Locals in the coastal Argentine district of Trelew say a fish processing plant has turned a nearby lake into a cesspit that left its waters pink this past summer, and now the situation has grown darker.
CHUBUT — Back in July, Argentine authorities had told people in Trelew, in the coastal province of Chubut, not to worry — a local lake that had turned pink, likely by chemicals, would soon be fine again. But instead, it has now turned red — or a kind of red-to-purple violet — as the daily Jornada de Chubut reported.
And again, locals don't know why.
October 1 drone video of the lake, now turned a deeper red hue
Effluents may be to blame
The chief suspect is the effluents from a nearby fish firm, RASA, according to the Buenos Aires newspaper Clarín.
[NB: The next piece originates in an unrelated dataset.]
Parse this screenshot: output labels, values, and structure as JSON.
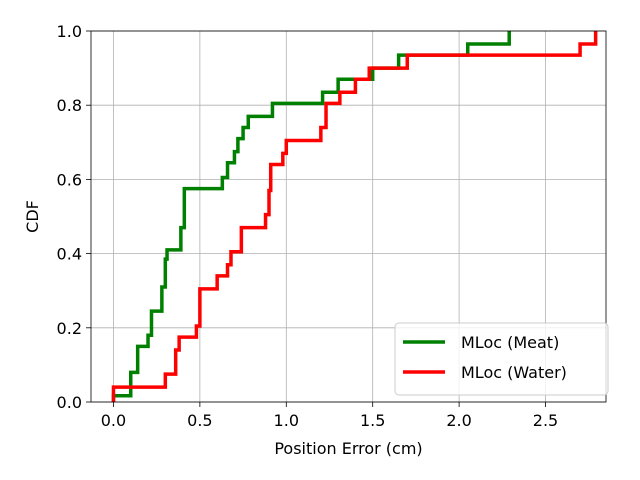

In July residents of Trelew denounced the stench of the effluents entering the lake over two years, and the insects and vermin they attracted, and were evidently dissatisfied when Juan Michelou, a senior provincial environmental officer, said "it'll pass, the lake will recover its normal color within days."
The pink color was attributed to preservatives used for prawns.
The pollution provoked a row between Trelew and the neighboring town of Rawson, where RASA (Rawson Ambiental Sociedad Anónima) is based; but Michelou told its residents Trelew had signed an agreement, and effectively accepted the effluents. A Public Works official in Trelew said that was a lie, and "it's ridiculous to minimize this... as if it were normal... they're pouring in untreated liquids, without us knowing."
The lake in July when it first turned pink.
The original pink color was attributed to preservatives used for prawns. Clarín sought to contact Michelou to find what the red might be, but was told by staff "he's taken a few days off."
RASA in any case stopped dumping its prawn waste into the lake after July - and decided to pour it into the sea instead, which further angered locals. Now it is even less clear why, without the toxic prawn cocktail, the lake has turned violet red.